Are we likely to see a repetition of t hose years? Who knows. The future is unwritten! However that there will be no Indonesian sides competing in the AFC Cup next year suggests not a whole lot will change when it comes to forward planning.

But it is forward planning that is needed to build on the momentum brought about by those stirring performances against the Thais and Vietnamese especially. Some leadership is needed to work with the Indonesia Super League to make sure FIFA dates are kept free and some quality opponents can be lined up to test this thrilling young squad. And I don't mean games against Malaysia ad infinutum. A decision will also need to be made over the future of Alfred Riedl, either by the man himself or the PSSI. 

Stopping the ISL so the country's young players can take part in the SEA Games is not a good idea. The SEA Games is an age group competition. Fine, stop the Under 21 competition buut there is no reason why the national league should grind to a lengthy halt.

Next year the Thais are playing Japan, Saudi Arabia, UAE and Australia in Asian Qualifiers with a view to get to the AFC Asian Cup and or the World Cup. That is where their lofty ambitions lie. Indonesia, without any such dreams, need to look around for quality opposition among the nations who do think big. They could also do with appointing a coach and letting him get on with his job.

One untold story of Indonesia's success at the AFF Suzuki Cup lies in the young players who spent time playing in Uruguay as part of the SAD project initiated by a previous PSSI head Nurdin Halid. The likes of Abduh Lestaluhu (red carded towards the end of the final in Bangkok), Hansamu Yama, Rudolf Basna, third choice keeper Teja Paku Alam and Manahati Lestusen all had stints in the side that competed in the Uruguayan pyramid and interestingly enough they are all, apart from Teja, defenders!

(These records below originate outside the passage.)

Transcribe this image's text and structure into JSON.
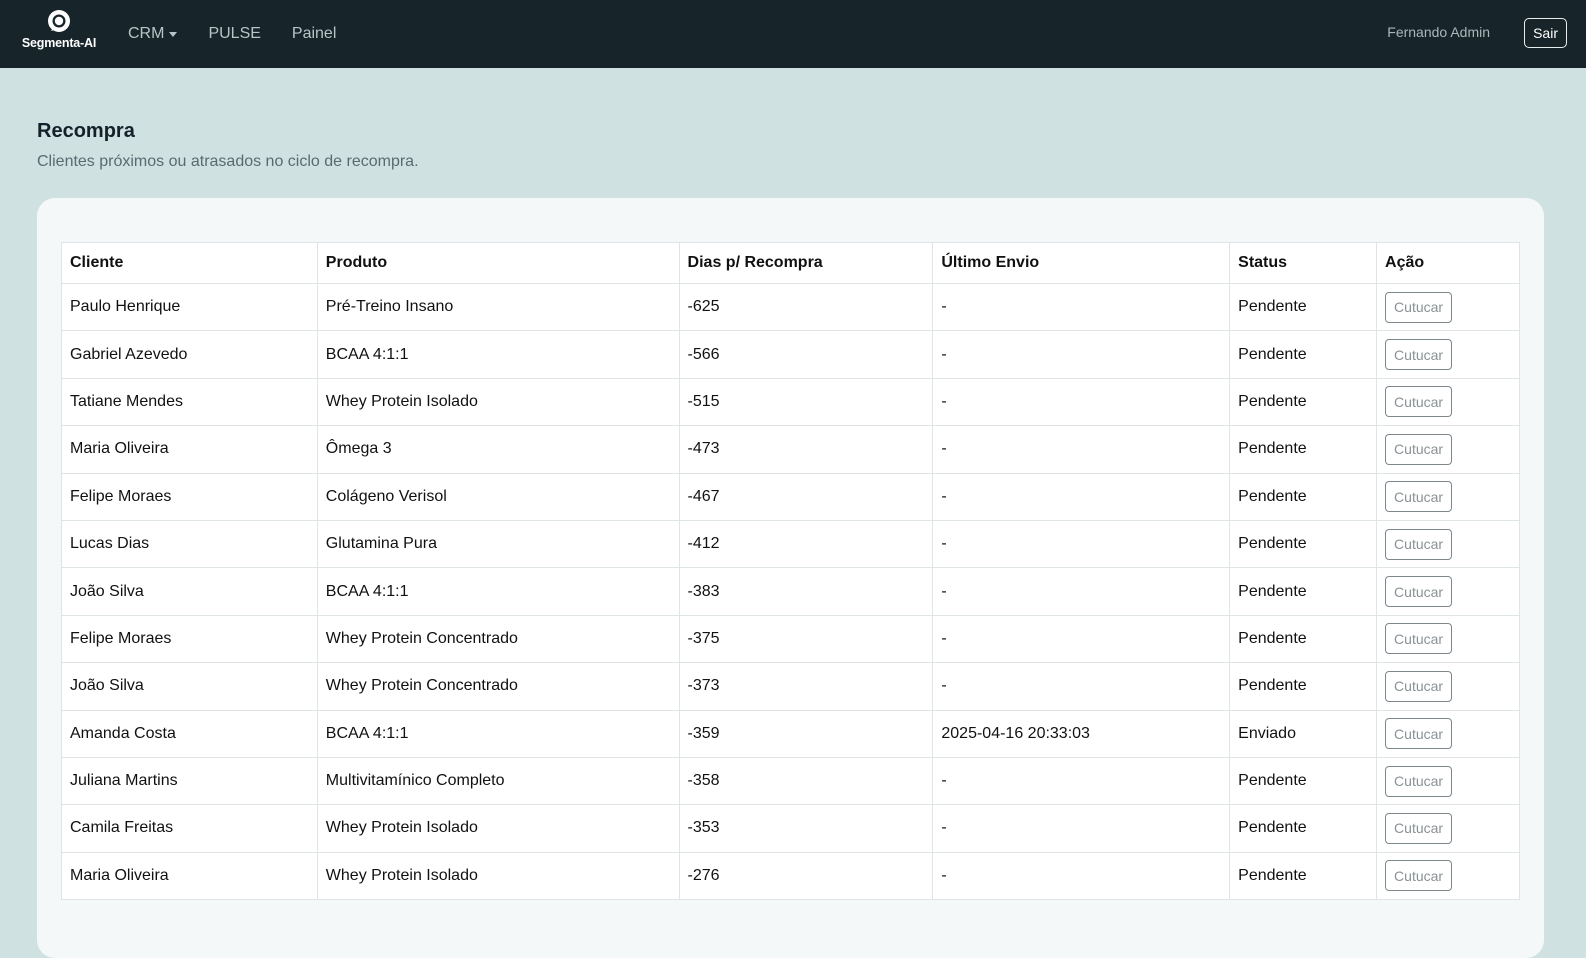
{
  "navbar": {
    "brand": "Segmenta-AI",
    "items": [
      {
        "label": "CRM",
        "dropdown": true
      },
      {
        "label": "PULSE"
      },
      {
        "label": "Painel"
      }
    ],
    "user_name": "Fernando Admin",
    "logout_label": "Sair"
  },
  "page": {
    "title": "Recompra",
    "subtitle": "Clientes próximos ou atrasados no ciclo de recompra."
  },
  "table": {
    "headers": [
      "Cliente",
      "Produto",
      "Dias p/ Recompra",
      "Último Envio",
      "Status",
      "Ação"
    ],
    "action_label": "Cutucar",
    "rows": [
      {
        "cliente": "Paulo Henrique",
        "produto": "Pré-Treino Insano",
        "dias": "-625",
        "envio": "-",
        "status": "Pendente"
      },
      {
        "cliente": "Gabriel Azevedo",
        "produto": "BCAA 4:1:1",
        "dias": "-566",
        "envio": "-",
        "status": "Pendente"
      },
      {
        "cliente": "Tatiane Mendes",
        "produto": "Whey Protein Isolado",
        "dias": "-515",
        "envio": "-",
        "status": "Pendente"
      },
      {
        "cliente": "Maria Oliveira",
        "produto": "Ômega 3",
        "dias": "-473",
        "envio": "-",
        "status": "Pendente"
      },
      {
        "cliente": "Felipe Moraes",
        "produto": "Colágeno Verisol",
        "dias": "-467",
        "envio": "-",
        "status": "Pendente"
      },
      {
        "cliente": "Lucas Dias",
        "produto": "Glutamina Pura",
        "dias": "-412",
        "envio": "-",
        "status": "Pendente"
      },
      {
        "cliente": "João Silva",
        "produto": "BCAA 4:1:1",
        "dias": "-383",
        "envio": "-",
        "status": "Pendente"
      },
      {
        "cliente": "Felipe Moraes",
        "produto": "Whey Protein Concentrado",
        "dias": "-375",
        "envio": "-",
        "status": "Pendente"
      },
      {
        "cliente": "João Silva",
        "produto": "Whey Protein Concentrado",
        "dias": "-373",
        "envio": "-",
        "status": "Pendente"
      },
      {
        "cliente": "Amanda Costa",
        "produto": "BCAA 4:1:1",
        "dias": "-359",
        "envio": "2025-04-16 20:33:03",
        "status": "Enviado"
      },
      {
        "cliente": "Juliana Martins",
        "produto": "Multivitamínico Completo",
        "dias": "-358",
        "envio": "-",
        "status": "Pendente"
      },
      {
        "cliente": "Camila Freitas",
        "produto": "Whey Protein Isolado",
        "dias": "-353",
        "envio": "-",
        "status": "Pendente"
      },
      {
        "cliente": "Maria Oliveira",
        "produto": "Whey Protein Isolado",
        "dias": "-276",
        "envio": "-",
        "status": "Pendente"
      }
    ]
  }
}
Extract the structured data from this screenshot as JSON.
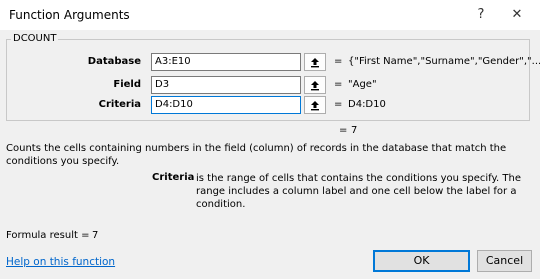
{
  "window": {
    "title": "Function Arguments",
    "help_glyph": "?",
    "close_glyph": "✕"
  },
  "group": {
    "title": "DCOUNT"
  },
  "args": [
    {
      "label": "Database",
      "value": "A3:E10",
      "preview": "{\"First Name\",\"Surname\",\"Gender\",\"..."
    },
    {
      "label": "Field",
      "value": "D3",
      "preview": "\"Age\""
    },
    {
      "label": "Criteria",
      "value": "D4:D10",
      "preview": "D4:D10"
    }
  ],
  "equals": "=",
  "result_preview": "7",
  "description": "Counts the cells containing numbers in the field (column) of records in the database that match the conditions you specify.",
  "current_arg": {
    "name": "Criteria",
    "description": "is the range of cells that contains the conditions you specify. The range includes a column label and one cell below the label for a condition."
  },
  "formula_result": {
    "label": "Formula result =",
    "value": "7"
  },
  "help_link": "Help on this function",
  "buttons": {
    "ok": "OK",
    "cancel": "Cancel"
  },
  "icons": {
    "collapse": "collapse-dialog-icon"
  },
  "colors": {
    "accent": "#0078d7",
    "link": "#0066cc"
  }
}
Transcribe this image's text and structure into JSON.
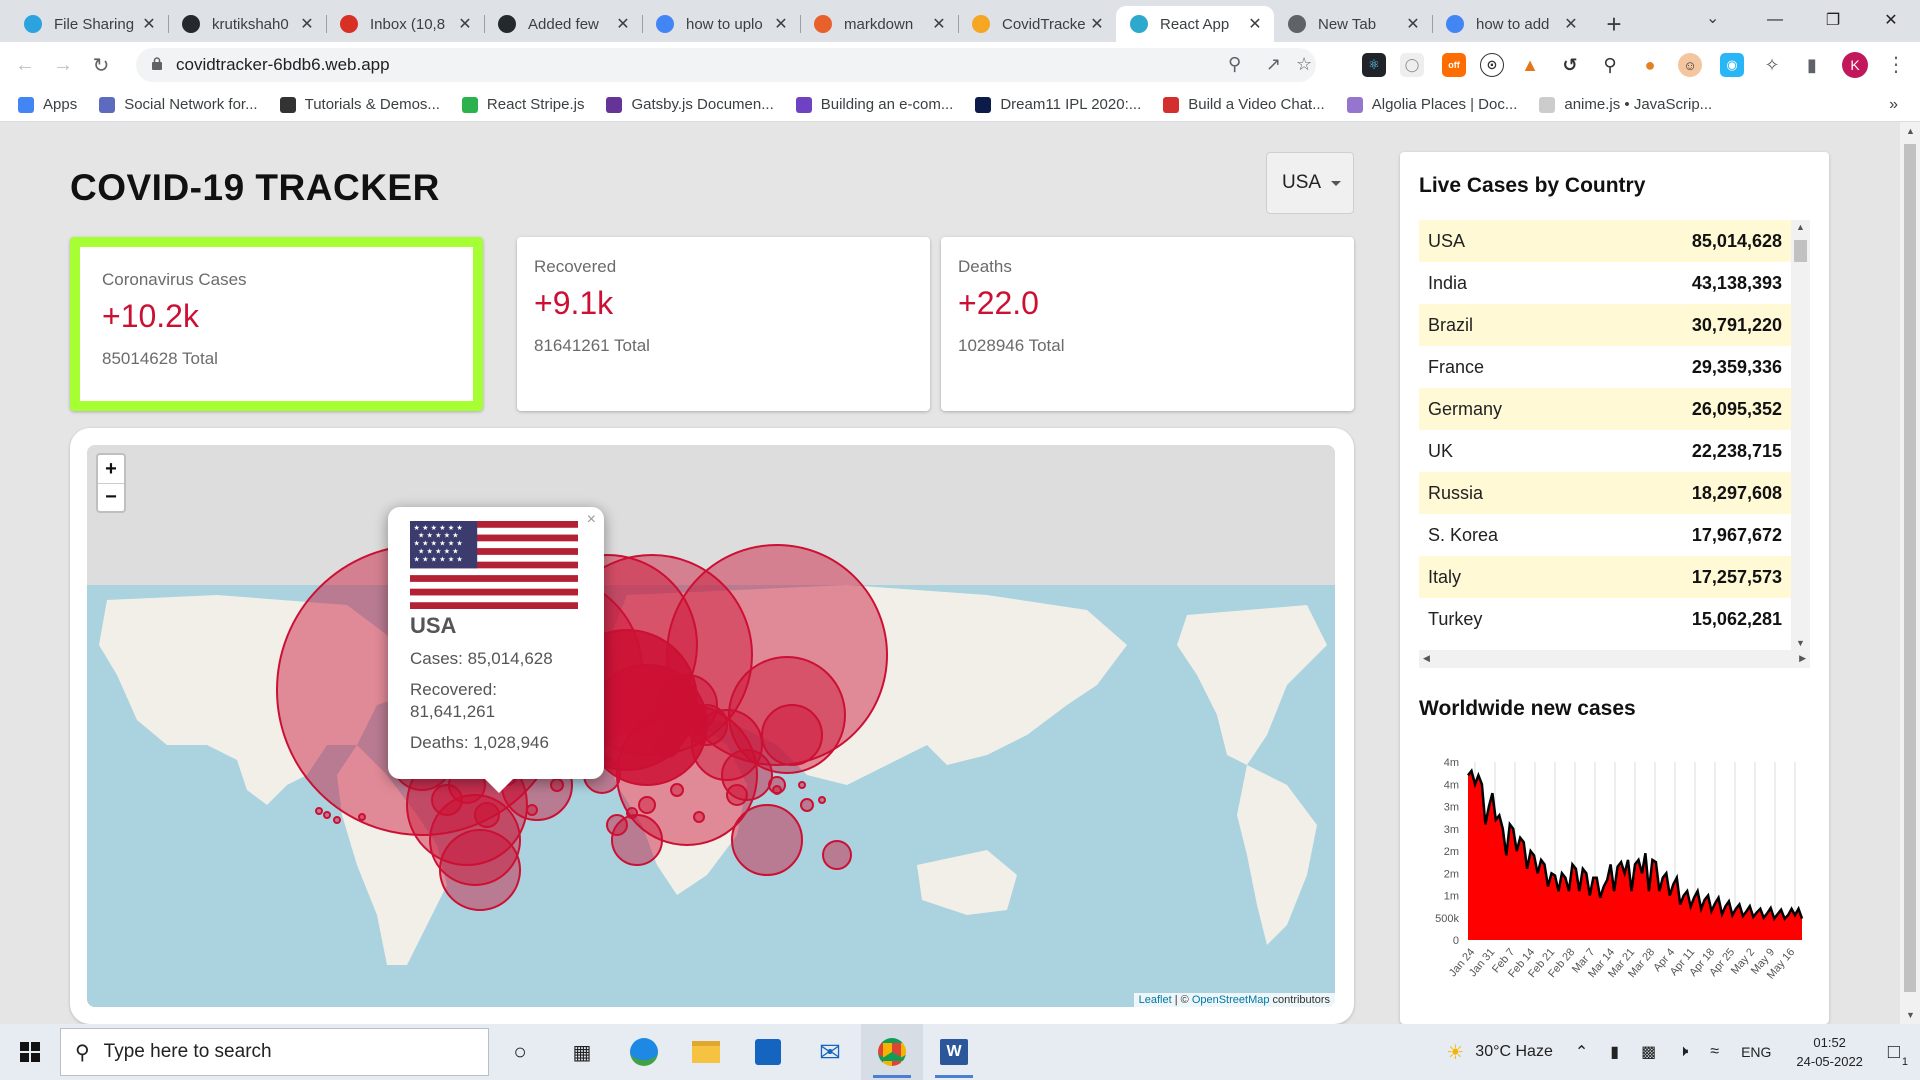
{
  "browser": {
    "tabs": [
      {
        "title": "File Sharing",
        "icon": "telegram-icon",
        "color": "#2aa3de"
      },
      {
        "title": "krutikshah0",
        "icon": "github-icon",
        "color": "#24292e"
      },
      {
        "title": "Inbox (10,8",
        "icon": "gmail-icon",
        "color": "#d93025"
      },
      {
        "title": "Added few",
        "icon": "github-icon",
        "color": "#24292e"
      },
      {
        "title": "how to uplo",
        "icon": "google-icon",
        "color": "#4285f4"
      },
      {
        "title": "markdown",
        "icon": "markdown-icon",
        "color": "#e8612c"
      },
      {
        "title": "CovidTracke",
        "icon": "firebase-icon",
        "color": "#f5a623"
      },
      {
        "title": "React App",
        "icon": "react-icon",
        "color": "#2ea8cc",
        "active": true
      },
      {
        "title": "New Tab",
        "icon": "chrome-icon",
        "color": "#5f6368"
      },
      {
        "title": "how to add",
        "icon": "google-icon",
        "color": "#4285f4"
      }
    ],
    "url": "covidtracker-6bdb6.web.app",
    "profile_initial": "K",
    "bookmarks": [
      {
        "label": "Apps",
        "icon": "apps-grid-icon",
        "color": "#4285f4"
      },
      {
        "label": "Social Network for...",
        "icon": "social-network-icon",
        "color": "#5c6bc0"
      },
      {
        "label": "Tutorials & Demos...",
        "icon": "tutorials-icon",
        "color": "#333333"
      },
      {
        "label": "React Stripe.js",
        "icon": "stripe-icon",
        "color": "#2bb24c"
      },
      {
        "label": "Gatsby.js Documen...",
        "icon": "gatsby-icon",
        "color": "#663399"
      },
      {
        "label": "Building an e-com...",
        "icon": "building-icon",
        "color": "#6f42c1"
      },
      {
        "label": "Dream11 IPL 2020:...",
        "icon": "dream11-icon",
        "color": "#0d1b48"
      },
      {
        "label": "Build a Video Chat...",
        "icon": "video-chat-icon",
        "color": "#d32f2f"
      },
      {
        "label": "Algolia Places | Doc...",
        "icon": "algolia-icon",
        "color": "#9575cd"
      },
      {
        "label": "anime.js • JavaScrip...",
        "icon": "anime-js-icon",
        "color": "#cccccc"
      }
    ]
  },
  "app": {
    "title": "COVID-19 TRACKER",
    "selected_country": "USA",
    "stats": [
      {
        "label": "Coronavirus Cases",
        "value": "+10.2k",
        "total": "85014628 Total",
        "selected": true
      },
      {
        "label": "Recovered",
        "value": "+9.1k",
        "total": "81641261 Total",
        "selected": false
      },
      {
        "label": "Deaths",
        "value": "+22.0",
        "total": "1028946 Total",
        "selected": false
      }
    ],
    "map": {
      "zoom_in": "+",
      "zoom_out": "−",
      "attribution_leaflet": "Leaflet",
      "attribution_sep": " | © ",
      "attribution_osm": "OpenStreetMap",
      "attribution_rest": " contributors",
      "popup": {
        "country": "USA",
        "cases": "Cases: 85,014,628",
        "recovered_label": "Recovered:",
        "recovered_value": "81,641,261",
        "deaths": "Deaths: 1,028,946",
        "close": "×"
      }
    },
    "live_cases": {
      "title": "Live Cases by Country",
      "rows": [
        {
          "country": "USA",
          "cases": "85,014,628"
        },
        {
          "country": "India",
          "cases": "43,138,393"
        },
        {
          "country": "Brazil",
          "cases": "30,791,220"
        },
        {
          "country": "France",
          "cases": "29,359,336"
        },
        {
          "country": "Germany",
          "cases": "26,095,352"
        },
        {
          "country": "UK",
          "cases": "22,238,715"
        },
        {
          "country": "Russia",
          "cases": "18,297,608"
        },
        {
          "country": "S. Korea",
          "cases": "17,967,672"
        },
        {
          "country": "Italy",
          "cases": "17,257,573"
        },
        {
          "country": "Turkey",
          "cases": "15,062,281"
        }
      ]
    },
    "chart_title": "Worldwide new cases"
  },
  "chart_data": {
    "type": "area",
    "title": "Worldwide new cases",
    "color": "#ff0000",
    "line_color": "#000000",
    "y_tick_labels": [
      "0",
      "500k",
      "1m",
      "2m",
      "2m",
      "3m",
      "3m",
      "4m",
      "4m"
    ],
    "y_tick_values": [
      0,
      500000,
      1000000,
      1500000,
      2000000,
      2500000,
      3000000,
      3500000,
      4000000
    ],
    "ylim": [
      0,
      4000000
    ],
    "x_tick_labels": [
      "Jan 24",
      "Jan 31",
      "Feb 7",
      "Feb 14",
      "Feb 21",
      "Feb 28",
      "Mar 7",
      "Mar 14",
      "Mar 21",
      "Mar 28",
      "Apr 4",
      "Apr 11",
      "Apr 18",
      "Apr 25",
      "May 2",
      "May 9",
      "May 16"
    ],
    "values": [
      3700000,
      3800000,
      3500000,
      3700000,
      3500000,
      2600000,
      3000000,
      3300000,
      2700000,
      2800000,
      2500000,
      1900000,
      2600000,
      2500000,
      2000000,
      2300000,
      2200000,
      1600000,
      2000000,
      1900000,
      1500000,
      1800000,
      1700000,
      1200000,
      1500000,
      1450000,
      1100000,
      1500000,
      1400000,
      1100000,
      1700000,
      1600000,
      1100000,
      1600000,
      1500000,
      1000000,
      1400000,
      1400000,
      950000,
      1200000,
      1350000,
      1700000,
      1100000,
      1650000,
      1750000,
      1500000,
      1800000,
      1100000,
      1700000,
      1800000,
      1500000,
      1950000,
      1100000,
      1800000,
      1750000,
      1100000,
      1400000,
      1500000,
      1000000,
      1250000,
      1400000,
      800000,
      1000000,
      1100000,
      750000,
      950000,
      1100000,
      700000,
      900000,
      1000000,
      650000,
      820000,
      950000,
      580000,
      760000,
      870000,
      560000,
      700000,
      800000,
      540000,
      640000,
      760000,
      520000,
      620000,
      700000,
      500000,
      600000,
      720000,
      480000,
      580000,
      680000,
      480000,
      560000,
      700000,
      560000,
      700000,
      480000
    ]
  },
  "taskbar": {
    "search_placeholder": "Type here to search",
    "weather": "30°C  Haze",
    "language": "ENG",
    "time": "01:52",
    "date": "24-05-2022",
    "notification_count": "1"
  }
}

With the players from SAD and the youngsters who did so well at Under 19 level in recent years there does for once seem to be a nucleus of talent coming through. Of course the PSSI needs to make sure this generation doesn't go the same way as the 1994 lot (including Bima Sakti) who went to Sampdoria. Steps need to be put in place to ensure similar projects are planned and funded. Many may have mocked the Uruguay project but surely the biggest compliment came from Thai coach Zico when he had his players get at the experienced Beny Wahyudi at right back rather than exploit the relative youth and inexperience of Lestalahu on the left.

The future may be bright but the hard work begins now to ensure losing to Thailand isn't the pinnacle of the players' journey but just the first step.